Your translator may very well be the most important person in the room as far as the project’s success goes. One of our team recalls spending time with some Mandarin speaking senior executives where everything seemed to be going absolutely perfectly and everyone left happy, only to discover later that the translator, despite being highly recommended, hadn’t been able to keep up with the pace and only conveyed parts of the conversation.
It is important to remember that your translator is a person, not a tool, and that their work is intensive so they will likely need regular breaks, which you will need to account for in your planning. It is also important to realise that translation doesn’t end just because the interviews do.

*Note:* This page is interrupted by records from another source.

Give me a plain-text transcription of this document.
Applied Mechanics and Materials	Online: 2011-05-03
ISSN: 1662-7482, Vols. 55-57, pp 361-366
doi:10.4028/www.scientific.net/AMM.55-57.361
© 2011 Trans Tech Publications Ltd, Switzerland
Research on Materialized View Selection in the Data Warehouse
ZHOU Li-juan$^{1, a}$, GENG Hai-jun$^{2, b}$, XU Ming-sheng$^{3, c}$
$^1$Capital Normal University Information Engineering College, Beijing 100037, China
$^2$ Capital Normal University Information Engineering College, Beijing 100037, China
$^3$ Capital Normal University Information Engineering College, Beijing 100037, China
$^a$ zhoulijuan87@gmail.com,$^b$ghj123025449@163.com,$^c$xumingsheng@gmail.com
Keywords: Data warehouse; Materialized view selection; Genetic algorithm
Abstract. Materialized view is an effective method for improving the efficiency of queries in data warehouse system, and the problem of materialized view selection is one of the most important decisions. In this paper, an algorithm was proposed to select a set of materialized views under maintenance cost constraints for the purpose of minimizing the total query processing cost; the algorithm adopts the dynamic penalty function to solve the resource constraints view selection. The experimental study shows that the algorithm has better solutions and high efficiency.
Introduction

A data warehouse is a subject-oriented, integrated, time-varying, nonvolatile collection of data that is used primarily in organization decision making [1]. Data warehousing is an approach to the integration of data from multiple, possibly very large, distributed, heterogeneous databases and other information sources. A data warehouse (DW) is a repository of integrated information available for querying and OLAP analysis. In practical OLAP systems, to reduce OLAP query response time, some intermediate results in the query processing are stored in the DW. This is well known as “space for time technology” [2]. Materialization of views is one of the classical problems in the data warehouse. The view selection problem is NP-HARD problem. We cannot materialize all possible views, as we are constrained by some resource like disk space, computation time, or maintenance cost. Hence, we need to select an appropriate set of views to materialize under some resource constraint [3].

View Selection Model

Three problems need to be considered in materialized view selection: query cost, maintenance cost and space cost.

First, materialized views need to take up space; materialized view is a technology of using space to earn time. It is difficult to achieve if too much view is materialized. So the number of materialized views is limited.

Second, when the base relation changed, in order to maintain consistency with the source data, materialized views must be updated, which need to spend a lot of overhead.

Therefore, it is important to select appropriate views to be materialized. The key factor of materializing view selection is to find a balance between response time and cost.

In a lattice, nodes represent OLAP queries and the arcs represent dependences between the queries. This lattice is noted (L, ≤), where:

Even seemingly neutral meanings change drastically between different cultures and languages.
If something is rated 7 out of 10 in Latin America, then it means that it is only average, meanwhile something that is rated 7 out of 10 in Japan is receiving high praise. Customer experience research data is subjective by nature, it is hardly surprising that it needs to be passed through translation and filters before the information becomes usable in another culture.
International Customer Experience Research
Overseeing research yourself is always the best practice, but it isn’t always practical; in cases where you can’t be physically present it is important to find a local partner and a local recruiter who can be trusted. In some countries, due to laws regarding Visas and foreign involvement, you may even need to find a local company to conduct research for you while you “act as observers”.
At Sutherland, we work with the UX Alliance to support our research. A global network of 26 of the world’s leading UX research and design companies, the UX Alliance are spread across all five inhabited continents, and we support each other in creating localized research, insight and design.
If you are respectful of local cultures, ensure that your data is being translated properly and take the time to plan ahead, then international research can be a wonderful way to examine the way that people from other cultures interpret the same experiences. It will also help to strip away some of your own cultural blind-spots and biases and allow you to make the experiences that you design more open to everyone.